Советскому человеку не дано стать «бывшим». Могут смениться власть, идеология и мифология, но опыт, каким обладают советские поколения, не пропьешь и не выбросишь. То, что в кадре, подчас узнаваемо, что за кадром — понятно, в авторском комментарии нет нужды. Но, боюсь, многого, очень многого не уразуметь тем, кому повезло не стоять в очередях за хлебом, не отовариваться по продовольственным карточкам. Оттого формула поэтического минимализма, избранная автором (без ретроспекций и флэшбеков, без политических акцентов, без отсылок на последний всплеск революционно-романтической мифологии), странным образом утрачивает свою вроде бы неотменяемую универсальность. И для многих может стать шифром, которого не понять, если ты не знаешь код.
У нового поколения — иная оптика. Молодые люди увидят на экране руинирующий город, будто переживший бомбежку, убогие жилища, скудный быт, очереди. И не факт, что оценят чисто советские маркировки нынешнего кубинского быта — подслеповатые телевизоры образца ранних 60-х прошлого века — панель управления справа, допотопные, крашенные масляной краской автомобили производства стран бывшего соцлагеря. Наконец, партсобрания! Эффект дежавю, которым так увлечен режиссер, в этих кадрах проявляется в полную силу. Манский снял аж два таких собрания — оба годятся как натура для соцарта. Унылая механистичность подобных тусовок не снимается даже в тот момент, когда местный партийный бонза произносит здравицу в честь вождей нации: «Viva Fidel! Viva Raul!» Нестройный хор негромко подхватывает: «Viva!» И на автомате договаривает — скорее, проборматывает вошедшее в анналы сакральное заклинание: «Рatria o muerte! Venceremos!»1
Типология сбывшейся Утопии бьет по мозгам лишь тех, у кого на памяти обольщения и посулы победившей на Кубе, под носом у США, революции, обновившей в прах обносившуюся коммунистическую идею. Сакраментальная победа Кастро дала повод Никите Хрущеву заявить на весь мир с трибуны ХХII съезда КПСС: «Нынешнее поколение советских людей будет жить при коммунизме!»

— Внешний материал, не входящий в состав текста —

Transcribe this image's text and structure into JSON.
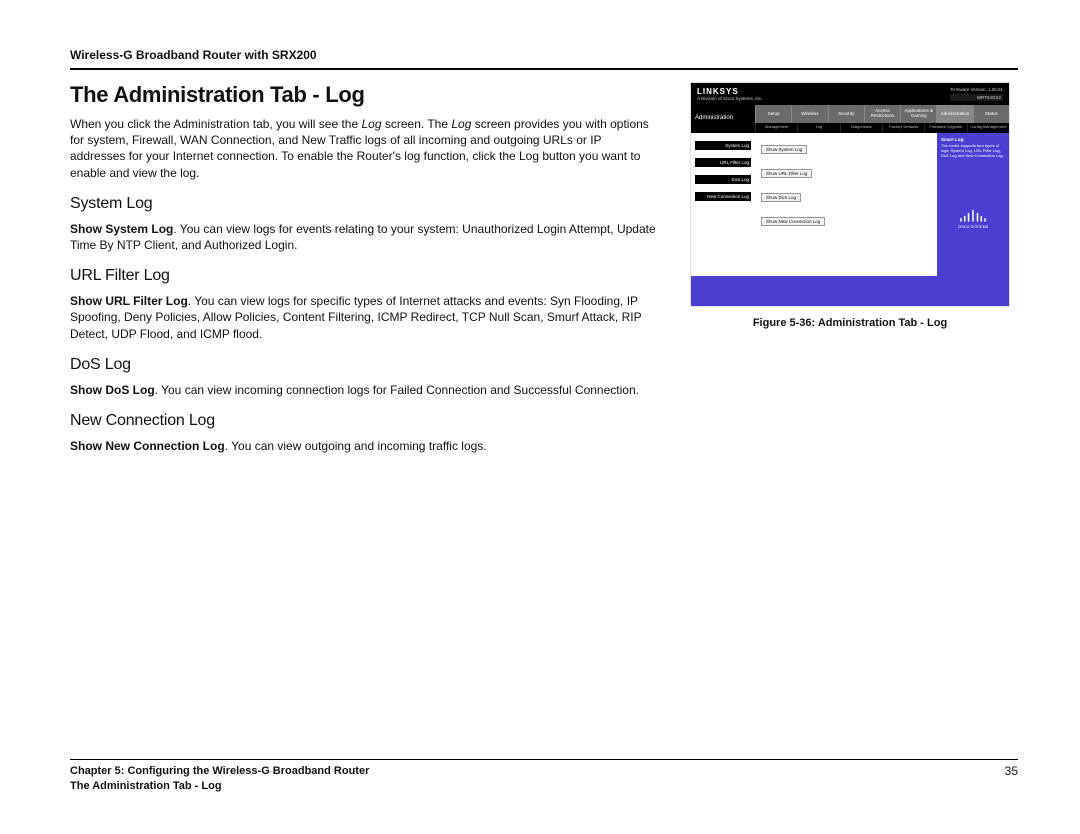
{
  "header": {
    "product": "Wireless-G Broadband Router with SRX200"
  },
  "title": "The Administration Tab - Log",
  "intro": {
    "pre": "When you click the Administration tab, you will see the ",
    "log1": "Log",
    "mid1": " screen. The ",
    "log2": "Log",
    "post": " screen provides you with options for system, Firewall, WAN Connection, and New Traffic logs of all incoming and outgoing URLs or IP addresses for your Internet connection. To enable the Router's log function, click the Log button you want to enable and view the log."
  },
  "sections": {
    "system": {
      "heading": "System Log",
      "lead": "Show System Log",
      "rest": ". You can view logs for events relating to your system: Unauthorized Login Attempt, Update Time By NTP Client, and Authorized Login."
    },
    "url": {
      "heading": "URL Filter Log",
      "lead": "Show URL Filter Log",
      "rest": ". You can view logs for specific types of Internet attacks and events: Syn Flooding, IP Spoofing, Deny Policies, Allow Policies, Content Filtering, ICMP Redirect, TCP Null Scan, Smurf Attack, RIP Detect, UDP Flood, and ICMP flood."
    },
    "dos": {
      "heading": "DoS Log",
      "lead": "Show DoS Log",
      "rest": ". You can view incoming connection logs for Failed Connection and Successful Connection."
    },
    "newconn": {
      "heading": "New Connection Log",
      "lead": "Show New Connection Log",
      "rest": ". You can view outgoing and incoming traffic logs."
    }
  },
  "figure": {
    "caption": "Figure 5-36: Administration Tab - Log",
    "brand": "LINKSYS",
    "brand_sub": "A Division of Cisco Systems, Inc.",
    "fw": "Firmware Version: 1.00.01",
    "model": "WRT54GX2",
    "side_title": "Administration",
    "tabs": [
      "Setup",
      "Wireless",
      "Security",
      "Access Restrictions",
      "Applications & Gaming",
      "Administration",
      "Status"
    ],
    "subtabs": [
      "Management",
      "Log",
      "Diagnostics",
      "Factory Defaults",
      "Firmware Upgrade",
      "Config Management"
    ],
    "labels": [
      "System Log",
      "URL Filter Log",
      "DoS Log",
      "New Connection Log"
    ],
    "buttons": [
      "Show System Log",
      "Show URL Filter Log",
      "Show DoS Log",
      "Show New Connection Log"
    ],
    "help_title": "Smart Log:",
    "help_body": "The router supports four types of logs: System Log, URL Filter Log, DoS Log and New Connection Log."
  },
  "footer": {
    "chapter": "Chapter 5: Configuring the Wireless-G Broadband Router",
    "crumb": "The Administration Tab - Log",
    "page": "35"
  }
}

Бородатый красавец Фидель Кастро, чисто Зевс-громовержец что ростом, что жестом, поклялся не бриться до полной победы революции. Он так и не расстался с бородой — за полвека она изрядно поредела, да и повода для радикального бритья не случилось. Но харизма осталась при нем. На Кубе бытует едва ли не поверье, будто Команданте обладает магической властью над людьми. Во всяком случае, не последний американский режиссер Оливер Стоун, снявший фильм-портрет Фиделя, попался в сети своего героя и не смог дистанцироваться от него. Умница Манский уже в замысле исключил Кастро как персонажа картины, отлично понимая, что одно лишь появление Фиделя в кадре поломало бы всю постройку.
Честно говоря, адекватно судить об этой картине впору не кинокритикам, а историкам и политологам. Дело критиков — оценить качество амбициозного документального проекта (каковые практически исчезли в российском документальном кино — денег нет, а главное, нет куража), поставить его в контекст. Разумеется, большинство выберет идеологический сюжет о судьбах коммунистической Утопии — как самый сильный дискурс фильма. То есть выберет уровень некомпетентности. Мы, критики, слишком мало знаем о том, как складывался на Острове свободы исторический процесс. Ясен — и явен — лишь результат. Строительство социализма накрылось медным тазом. Кубинцы бегут в другие страны — об этом еще в 2002 году был снят испанский докфильм «Плотогоны». Бегут в основном в США, где, как известно, обрела кров дочь Команданте. (Параллели просто рвутся в строчку — дочь Сталина нашла политическое убежище в той же Америке, как и сын Хрущева, покинувший Россию уже после краха империи.)
Чем хуже обстояли дела на Кубе, тем скупее становилась информация. Асам по сокрытию информации мы обязаны и тем, что до самых недавних пор не знали о провале нашумевшего советско-кубинского блокбастера 1964 года «Я — Куба». Картину не полюбили кубинские зрители, и сам Фидель, по свидетельству Евгения Евтушенко, одного из авторов сценария, отнесся к кинопоэме более чем холодно. Картина была запрещена к показу в США как пропагандистская, и лишь в 1992 году Фрэнсис Форд Коппола и Мартин Скорсезе извлекли пленку из архива и отпечатали новый релиз этого авангардистского шедевра. Работа оператора Сергея Урусевского изучается в киношколах, а навязчивые инвективы почившей в бозе идеологии, коими фильм нашпигован, не помеха для штудий.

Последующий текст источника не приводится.